Publication Year: 2005
In order to address the question of how we can increase residential densities in Israel’s cities while still maintaining their quality of life, the Jerusalem Institute for Israel Studies convened a special task team.
The goal of this team is two-fold: first, to promote awareness of the importance and centrality of questions concerning intra-urban quality of life and second, to propose practical measures for improving urban environmental quality, even during the process of increasing urban densities, and to encourage a comprehensive and multi-systemic perspective towards environmental issues in the city. The team’s findings are shown in this book.
Improving Urban Environmental Quality
The State of Israel is one of the most urbanized and densely built countries in the world. More than 90% of its residents live in urban localities.
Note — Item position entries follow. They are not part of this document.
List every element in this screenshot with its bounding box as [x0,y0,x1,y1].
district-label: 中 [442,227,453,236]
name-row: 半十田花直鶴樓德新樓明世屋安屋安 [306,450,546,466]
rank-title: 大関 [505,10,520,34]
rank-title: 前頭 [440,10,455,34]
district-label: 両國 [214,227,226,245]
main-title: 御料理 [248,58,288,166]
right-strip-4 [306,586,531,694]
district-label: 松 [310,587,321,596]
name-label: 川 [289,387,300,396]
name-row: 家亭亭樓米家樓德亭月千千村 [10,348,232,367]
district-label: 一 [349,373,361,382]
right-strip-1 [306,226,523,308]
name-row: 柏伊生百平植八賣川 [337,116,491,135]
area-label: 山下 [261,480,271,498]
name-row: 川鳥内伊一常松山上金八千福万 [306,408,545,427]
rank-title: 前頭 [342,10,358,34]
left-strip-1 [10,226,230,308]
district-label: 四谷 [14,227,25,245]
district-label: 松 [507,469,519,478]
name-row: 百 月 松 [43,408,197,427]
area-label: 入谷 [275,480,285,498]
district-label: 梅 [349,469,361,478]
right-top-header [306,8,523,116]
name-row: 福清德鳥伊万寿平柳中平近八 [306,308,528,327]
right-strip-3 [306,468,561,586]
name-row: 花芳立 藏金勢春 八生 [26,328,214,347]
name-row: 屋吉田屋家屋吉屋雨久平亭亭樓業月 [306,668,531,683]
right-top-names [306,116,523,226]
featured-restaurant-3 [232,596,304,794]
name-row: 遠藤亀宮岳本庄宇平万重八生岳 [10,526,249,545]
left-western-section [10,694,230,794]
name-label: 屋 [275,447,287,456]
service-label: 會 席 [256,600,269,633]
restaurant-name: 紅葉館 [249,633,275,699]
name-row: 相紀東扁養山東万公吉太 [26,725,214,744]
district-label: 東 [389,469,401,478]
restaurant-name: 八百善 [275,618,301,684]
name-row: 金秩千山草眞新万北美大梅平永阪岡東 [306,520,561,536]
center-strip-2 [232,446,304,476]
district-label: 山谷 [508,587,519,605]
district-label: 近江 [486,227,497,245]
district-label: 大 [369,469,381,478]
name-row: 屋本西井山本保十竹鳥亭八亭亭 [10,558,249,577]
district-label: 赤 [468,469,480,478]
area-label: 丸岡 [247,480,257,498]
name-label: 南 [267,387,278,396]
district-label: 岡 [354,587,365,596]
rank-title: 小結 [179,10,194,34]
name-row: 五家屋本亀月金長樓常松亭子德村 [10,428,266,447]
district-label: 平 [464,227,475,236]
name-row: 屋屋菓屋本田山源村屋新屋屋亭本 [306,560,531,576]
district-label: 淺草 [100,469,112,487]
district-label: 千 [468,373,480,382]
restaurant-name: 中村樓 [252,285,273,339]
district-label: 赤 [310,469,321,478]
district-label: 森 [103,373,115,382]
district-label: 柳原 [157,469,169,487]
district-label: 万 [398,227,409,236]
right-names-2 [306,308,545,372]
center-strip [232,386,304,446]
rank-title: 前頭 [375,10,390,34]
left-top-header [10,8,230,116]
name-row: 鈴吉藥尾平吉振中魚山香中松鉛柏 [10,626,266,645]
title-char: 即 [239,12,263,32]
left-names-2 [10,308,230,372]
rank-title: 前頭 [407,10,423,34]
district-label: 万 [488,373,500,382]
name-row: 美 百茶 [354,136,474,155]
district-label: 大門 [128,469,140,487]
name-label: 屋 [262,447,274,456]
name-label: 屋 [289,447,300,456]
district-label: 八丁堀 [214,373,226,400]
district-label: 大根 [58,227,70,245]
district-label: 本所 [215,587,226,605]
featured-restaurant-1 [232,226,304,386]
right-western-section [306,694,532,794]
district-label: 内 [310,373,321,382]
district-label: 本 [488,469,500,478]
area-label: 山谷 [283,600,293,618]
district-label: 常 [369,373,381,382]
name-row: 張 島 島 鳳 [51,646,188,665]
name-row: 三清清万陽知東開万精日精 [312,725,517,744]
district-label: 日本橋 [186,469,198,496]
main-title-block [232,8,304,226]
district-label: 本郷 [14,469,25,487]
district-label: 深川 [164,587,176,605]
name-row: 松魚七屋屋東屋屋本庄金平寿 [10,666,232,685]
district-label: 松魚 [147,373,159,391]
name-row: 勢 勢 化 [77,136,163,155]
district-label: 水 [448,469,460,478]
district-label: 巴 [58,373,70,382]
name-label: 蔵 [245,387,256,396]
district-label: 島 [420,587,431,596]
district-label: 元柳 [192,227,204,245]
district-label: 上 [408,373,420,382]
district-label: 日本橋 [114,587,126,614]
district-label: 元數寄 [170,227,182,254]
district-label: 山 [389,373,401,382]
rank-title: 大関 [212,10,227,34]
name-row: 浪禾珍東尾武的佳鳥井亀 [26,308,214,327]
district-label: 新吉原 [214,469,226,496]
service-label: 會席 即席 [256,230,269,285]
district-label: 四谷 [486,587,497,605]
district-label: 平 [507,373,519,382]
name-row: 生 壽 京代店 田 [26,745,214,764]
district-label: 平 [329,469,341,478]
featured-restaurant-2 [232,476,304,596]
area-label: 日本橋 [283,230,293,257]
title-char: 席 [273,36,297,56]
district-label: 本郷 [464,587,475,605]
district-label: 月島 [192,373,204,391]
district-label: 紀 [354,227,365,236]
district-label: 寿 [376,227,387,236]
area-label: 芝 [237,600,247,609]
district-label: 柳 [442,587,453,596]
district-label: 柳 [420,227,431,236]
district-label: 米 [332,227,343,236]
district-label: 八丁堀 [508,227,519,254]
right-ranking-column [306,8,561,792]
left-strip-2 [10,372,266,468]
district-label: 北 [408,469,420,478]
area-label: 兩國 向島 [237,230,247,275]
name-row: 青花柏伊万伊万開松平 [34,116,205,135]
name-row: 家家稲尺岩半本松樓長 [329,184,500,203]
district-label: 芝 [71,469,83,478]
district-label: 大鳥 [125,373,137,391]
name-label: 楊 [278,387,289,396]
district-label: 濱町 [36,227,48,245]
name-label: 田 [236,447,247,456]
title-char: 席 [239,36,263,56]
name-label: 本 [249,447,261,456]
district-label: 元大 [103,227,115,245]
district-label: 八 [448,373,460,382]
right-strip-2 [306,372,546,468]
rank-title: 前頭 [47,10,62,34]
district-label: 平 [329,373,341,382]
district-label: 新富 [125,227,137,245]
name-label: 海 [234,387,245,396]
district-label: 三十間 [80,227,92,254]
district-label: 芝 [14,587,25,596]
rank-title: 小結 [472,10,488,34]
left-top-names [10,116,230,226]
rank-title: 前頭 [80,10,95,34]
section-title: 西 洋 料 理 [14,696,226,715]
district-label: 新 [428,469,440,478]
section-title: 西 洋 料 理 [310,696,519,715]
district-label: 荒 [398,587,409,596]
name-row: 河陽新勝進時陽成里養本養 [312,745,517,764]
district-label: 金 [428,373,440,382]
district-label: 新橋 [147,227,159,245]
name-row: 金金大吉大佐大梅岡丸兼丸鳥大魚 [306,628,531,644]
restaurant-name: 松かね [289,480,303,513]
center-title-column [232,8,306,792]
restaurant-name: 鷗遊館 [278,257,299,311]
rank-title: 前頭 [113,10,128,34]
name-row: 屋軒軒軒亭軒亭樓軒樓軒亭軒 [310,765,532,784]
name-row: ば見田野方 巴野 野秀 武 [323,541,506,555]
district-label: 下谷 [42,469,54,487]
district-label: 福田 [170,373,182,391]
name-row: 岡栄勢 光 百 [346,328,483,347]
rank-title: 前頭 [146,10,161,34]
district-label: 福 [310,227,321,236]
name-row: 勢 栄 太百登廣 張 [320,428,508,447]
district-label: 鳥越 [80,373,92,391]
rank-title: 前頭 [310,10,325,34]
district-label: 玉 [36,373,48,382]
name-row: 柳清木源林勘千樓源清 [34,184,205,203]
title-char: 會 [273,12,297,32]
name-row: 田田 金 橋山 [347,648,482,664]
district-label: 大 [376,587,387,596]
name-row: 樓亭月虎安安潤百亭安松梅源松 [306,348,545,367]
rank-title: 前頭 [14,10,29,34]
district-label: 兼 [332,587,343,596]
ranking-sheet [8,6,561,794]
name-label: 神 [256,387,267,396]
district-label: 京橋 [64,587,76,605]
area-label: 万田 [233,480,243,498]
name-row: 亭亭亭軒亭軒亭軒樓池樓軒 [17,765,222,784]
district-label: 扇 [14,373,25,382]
Nonetheless, spreading construction, both urban and rural, coupled with projections for continued rapid population growth relative to any other Western nation, raise the fear that Israel will run out of open spaces, particularly in the country’s center. Therefore, Israel’s planning policy has changed substantially in the last decade. Instead of encouraging the population to spread out in open spaces, it has set as a principal national objective the concentration of future development in or adjacent to existing built-up areas, particularly in the cities.
Although it could be argued that the process of densifying urban areas is helpful in preserving the open spaces outside the metropolitan areas, it is liable, at the same time, to exacerbate the damage within the cities. As a result of built densities, hazards such as noise and air pollution are likely to increase, since many of these problems are caused by transportation. Higher urban densities are also liable to damage open spaces within the cities, as well as the quality of life in over-crowded residential neighborhoods.
The Problem of Intensifying Densities
In the event that the urban quality of life does, indeed, deteriorate because of the process of intensifying densities, the attractiveness of the suburbs and pressure on the population to leave the cities will rise. Thus, if we truly wish to avoid the continued process of suburbanization and damage to the open space outside the cities, we must ensure that higher densities are effected in such a way that does not jeopardize urban quality of life. Moreover, the success of any efforts to achieve higher urban densities depends, to a large extent, on improving the quality of life in the cities, among other things, by improving the environment within these centers.